As the Deputy may be aware, section 51 of the Finance Act, 2001, already provides a scheme of capital allowances for expenditure incurred on the cost of taxi licences acquired on or before 21 November 2000. For tax relief purposes the qualifying expenditure is deemed to have been incurred on 21 November 1997 where the licence was purchased prior to that date or, if later, the date the taxi trade commenced.
The capital allowances are available on the full cost of the taxi licence over a five year period, that is, at a rate of 20% per annum. The allowances for the tax year are deducted from the profits of the taxi trade for that year. Where the allowances exceed the profits in a year, the excess is carried forward to the following year or years. The value of any claim for allowances in any one year will depend on the cost of the licence, the individual's marginal rate of tax for the year in question and the amount of qualifying income liable to tax at that rate.

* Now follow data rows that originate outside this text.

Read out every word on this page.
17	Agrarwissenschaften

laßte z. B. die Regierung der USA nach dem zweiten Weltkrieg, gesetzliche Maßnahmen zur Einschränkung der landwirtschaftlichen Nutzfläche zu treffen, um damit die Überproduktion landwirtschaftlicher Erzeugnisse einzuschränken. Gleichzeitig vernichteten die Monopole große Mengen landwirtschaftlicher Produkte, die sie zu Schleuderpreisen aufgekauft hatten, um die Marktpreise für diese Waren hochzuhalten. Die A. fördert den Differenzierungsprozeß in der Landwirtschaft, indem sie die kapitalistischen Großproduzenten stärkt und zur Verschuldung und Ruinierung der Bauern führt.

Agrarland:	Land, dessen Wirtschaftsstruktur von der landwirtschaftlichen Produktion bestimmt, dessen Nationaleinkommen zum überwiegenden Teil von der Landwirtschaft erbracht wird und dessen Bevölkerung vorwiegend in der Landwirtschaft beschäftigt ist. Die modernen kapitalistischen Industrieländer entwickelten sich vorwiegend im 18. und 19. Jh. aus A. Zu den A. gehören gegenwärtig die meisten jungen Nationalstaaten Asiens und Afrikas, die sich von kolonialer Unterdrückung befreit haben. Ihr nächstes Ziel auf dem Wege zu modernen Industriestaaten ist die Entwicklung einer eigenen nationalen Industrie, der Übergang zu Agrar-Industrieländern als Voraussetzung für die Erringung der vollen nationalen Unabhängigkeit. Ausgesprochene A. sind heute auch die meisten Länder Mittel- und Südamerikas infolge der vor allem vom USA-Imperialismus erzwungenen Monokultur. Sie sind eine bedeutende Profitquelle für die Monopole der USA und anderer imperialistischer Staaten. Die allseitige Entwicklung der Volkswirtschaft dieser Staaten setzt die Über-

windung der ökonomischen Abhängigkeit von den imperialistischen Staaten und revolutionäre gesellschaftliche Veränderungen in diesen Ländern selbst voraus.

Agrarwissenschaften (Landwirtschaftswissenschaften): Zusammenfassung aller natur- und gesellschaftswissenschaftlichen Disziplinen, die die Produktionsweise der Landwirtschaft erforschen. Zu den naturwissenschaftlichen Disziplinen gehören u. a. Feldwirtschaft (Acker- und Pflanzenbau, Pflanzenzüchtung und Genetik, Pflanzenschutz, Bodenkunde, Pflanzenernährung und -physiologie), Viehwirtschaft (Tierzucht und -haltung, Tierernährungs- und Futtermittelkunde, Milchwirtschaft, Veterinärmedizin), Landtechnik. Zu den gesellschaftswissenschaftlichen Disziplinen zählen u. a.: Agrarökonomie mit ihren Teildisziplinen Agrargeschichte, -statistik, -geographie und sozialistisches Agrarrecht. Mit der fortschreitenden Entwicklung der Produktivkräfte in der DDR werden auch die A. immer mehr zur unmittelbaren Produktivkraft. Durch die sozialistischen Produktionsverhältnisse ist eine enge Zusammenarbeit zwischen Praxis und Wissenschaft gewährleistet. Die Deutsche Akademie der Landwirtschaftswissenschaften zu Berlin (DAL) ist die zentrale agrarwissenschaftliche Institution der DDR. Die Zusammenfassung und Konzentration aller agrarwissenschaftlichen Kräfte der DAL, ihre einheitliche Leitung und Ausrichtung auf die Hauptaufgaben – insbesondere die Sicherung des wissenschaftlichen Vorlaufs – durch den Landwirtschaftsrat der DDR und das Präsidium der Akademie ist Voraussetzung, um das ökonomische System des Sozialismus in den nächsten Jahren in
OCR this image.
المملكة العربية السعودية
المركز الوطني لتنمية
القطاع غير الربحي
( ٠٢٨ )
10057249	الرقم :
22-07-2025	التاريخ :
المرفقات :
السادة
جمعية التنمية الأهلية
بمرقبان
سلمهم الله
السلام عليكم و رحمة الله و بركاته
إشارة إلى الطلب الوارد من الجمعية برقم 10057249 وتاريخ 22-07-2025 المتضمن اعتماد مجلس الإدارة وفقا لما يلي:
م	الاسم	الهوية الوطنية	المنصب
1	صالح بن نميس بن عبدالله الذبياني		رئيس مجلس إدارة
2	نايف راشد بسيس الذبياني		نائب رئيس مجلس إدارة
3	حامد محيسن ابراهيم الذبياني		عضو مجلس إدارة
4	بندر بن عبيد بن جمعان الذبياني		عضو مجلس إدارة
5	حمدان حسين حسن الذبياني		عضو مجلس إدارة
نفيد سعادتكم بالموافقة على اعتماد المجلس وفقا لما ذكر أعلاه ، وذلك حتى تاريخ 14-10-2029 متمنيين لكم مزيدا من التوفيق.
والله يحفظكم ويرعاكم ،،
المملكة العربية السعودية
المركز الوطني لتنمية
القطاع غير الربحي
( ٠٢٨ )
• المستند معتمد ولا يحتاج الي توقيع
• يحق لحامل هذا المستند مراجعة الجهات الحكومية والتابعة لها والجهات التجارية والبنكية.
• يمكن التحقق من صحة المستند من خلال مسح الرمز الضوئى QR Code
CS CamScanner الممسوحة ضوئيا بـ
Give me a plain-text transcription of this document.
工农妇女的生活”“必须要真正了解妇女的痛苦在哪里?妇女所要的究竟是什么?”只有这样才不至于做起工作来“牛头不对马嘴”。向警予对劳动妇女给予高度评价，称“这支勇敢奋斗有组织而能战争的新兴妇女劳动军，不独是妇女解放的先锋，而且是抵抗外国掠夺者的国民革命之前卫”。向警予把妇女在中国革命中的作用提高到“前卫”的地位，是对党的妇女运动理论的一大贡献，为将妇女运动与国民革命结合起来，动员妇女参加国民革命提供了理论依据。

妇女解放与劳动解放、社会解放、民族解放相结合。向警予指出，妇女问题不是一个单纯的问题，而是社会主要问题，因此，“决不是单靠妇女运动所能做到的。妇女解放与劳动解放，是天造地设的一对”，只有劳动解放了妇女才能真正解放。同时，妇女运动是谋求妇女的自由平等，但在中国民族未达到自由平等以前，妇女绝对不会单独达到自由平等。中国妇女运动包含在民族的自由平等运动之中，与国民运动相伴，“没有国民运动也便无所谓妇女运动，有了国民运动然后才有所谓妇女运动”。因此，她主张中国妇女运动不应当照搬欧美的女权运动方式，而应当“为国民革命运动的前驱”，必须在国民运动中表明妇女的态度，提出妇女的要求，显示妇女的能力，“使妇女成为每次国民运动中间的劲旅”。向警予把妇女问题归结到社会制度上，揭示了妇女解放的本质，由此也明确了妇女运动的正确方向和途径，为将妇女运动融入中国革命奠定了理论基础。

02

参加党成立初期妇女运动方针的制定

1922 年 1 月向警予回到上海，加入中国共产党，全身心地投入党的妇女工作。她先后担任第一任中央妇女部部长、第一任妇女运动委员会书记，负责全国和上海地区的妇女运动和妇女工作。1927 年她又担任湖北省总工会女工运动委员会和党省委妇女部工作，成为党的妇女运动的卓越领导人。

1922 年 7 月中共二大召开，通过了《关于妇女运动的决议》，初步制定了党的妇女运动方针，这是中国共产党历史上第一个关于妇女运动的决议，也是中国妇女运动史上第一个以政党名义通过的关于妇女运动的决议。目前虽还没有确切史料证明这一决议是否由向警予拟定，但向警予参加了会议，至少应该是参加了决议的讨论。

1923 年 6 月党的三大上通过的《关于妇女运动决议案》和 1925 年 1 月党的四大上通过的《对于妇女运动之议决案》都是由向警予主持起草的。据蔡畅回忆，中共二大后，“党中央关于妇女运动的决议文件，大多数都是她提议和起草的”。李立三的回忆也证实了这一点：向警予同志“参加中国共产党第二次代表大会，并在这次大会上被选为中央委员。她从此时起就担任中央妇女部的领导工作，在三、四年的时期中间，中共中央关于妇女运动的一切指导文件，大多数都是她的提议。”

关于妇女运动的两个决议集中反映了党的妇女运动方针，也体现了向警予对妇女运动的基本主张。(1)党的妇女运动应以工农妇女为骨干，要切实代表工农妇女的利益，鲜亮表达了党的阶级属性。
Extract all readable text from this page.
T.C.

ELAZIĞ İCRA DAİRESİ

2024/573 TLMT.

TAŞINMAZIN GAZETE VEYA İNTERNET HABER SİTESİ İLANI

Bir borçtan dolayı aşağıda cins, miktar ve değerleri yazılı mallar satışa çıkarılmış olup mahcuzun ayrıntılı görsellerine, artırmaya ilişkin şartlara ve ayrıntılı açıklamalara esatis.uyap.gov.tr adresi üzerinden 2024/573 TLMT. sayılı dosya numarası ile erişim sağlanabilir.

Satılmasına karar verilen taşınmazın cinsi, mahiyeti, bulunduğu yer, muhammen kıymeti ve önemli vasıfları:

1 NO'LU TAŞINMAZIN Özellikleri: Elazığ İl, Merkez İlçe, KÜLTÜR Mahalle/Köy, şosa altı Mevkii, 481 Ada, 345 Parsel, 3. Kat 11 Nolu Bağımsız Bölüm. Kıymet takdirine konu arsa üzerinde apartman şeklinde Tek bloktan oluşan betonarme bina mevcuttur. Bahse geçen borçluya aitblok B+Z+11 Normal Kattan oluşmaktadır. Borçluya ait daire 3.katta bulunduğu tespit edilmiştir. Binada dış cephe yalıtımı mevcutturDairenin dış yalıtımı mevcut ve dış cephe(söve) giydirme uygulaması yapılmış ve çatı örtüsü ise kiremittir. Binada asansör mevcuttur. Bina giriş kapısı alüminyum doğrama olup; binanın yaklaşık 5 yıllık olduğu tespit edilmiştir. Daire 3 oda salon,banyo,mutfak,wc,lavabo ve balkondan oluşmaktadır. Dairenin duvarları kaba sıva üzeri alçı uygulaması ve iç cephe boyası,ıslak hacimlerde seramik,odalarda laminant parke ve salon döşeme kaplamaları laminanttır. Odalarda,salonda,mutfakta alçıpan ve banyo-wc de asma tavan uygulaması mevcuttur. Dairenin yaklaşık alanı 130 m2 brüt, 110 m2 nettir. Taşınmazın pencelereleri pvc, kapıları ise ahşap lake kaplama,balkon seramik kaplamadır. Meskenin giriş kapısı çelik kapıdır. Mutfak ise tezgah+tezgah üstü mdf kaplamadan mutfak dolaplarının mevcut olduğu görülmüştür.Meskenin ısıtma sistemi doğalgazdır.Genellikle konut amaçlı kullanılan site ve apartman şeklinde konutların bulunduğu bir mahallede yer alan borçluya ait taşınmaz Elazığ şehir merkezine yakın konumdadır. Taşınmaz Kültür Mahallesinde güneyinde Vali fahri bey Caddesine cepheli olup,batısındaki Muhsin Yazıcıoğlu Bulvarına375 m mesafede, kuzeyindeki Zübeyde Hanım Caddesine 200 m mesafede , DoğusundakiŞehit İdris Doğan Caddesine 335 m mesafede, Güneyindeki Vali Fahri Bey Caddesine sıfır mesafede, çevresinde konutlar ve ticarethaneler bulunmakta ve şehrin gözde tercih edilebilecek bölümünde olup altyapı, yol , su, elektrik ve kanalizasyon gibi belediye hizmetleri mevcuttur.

The section provides that the write-off will be allowed against the trading income of the licence owner who drives the associated taxi. The cost will not be allowed where the licence owner rents out the licence and associated vehicle to another person except where a spouse inherits a licence from his/her deceased spouse. In the latter case the deceased spouse must have acquired the licence on or before 21 November 2000 and he/she had carried on a taxi trade.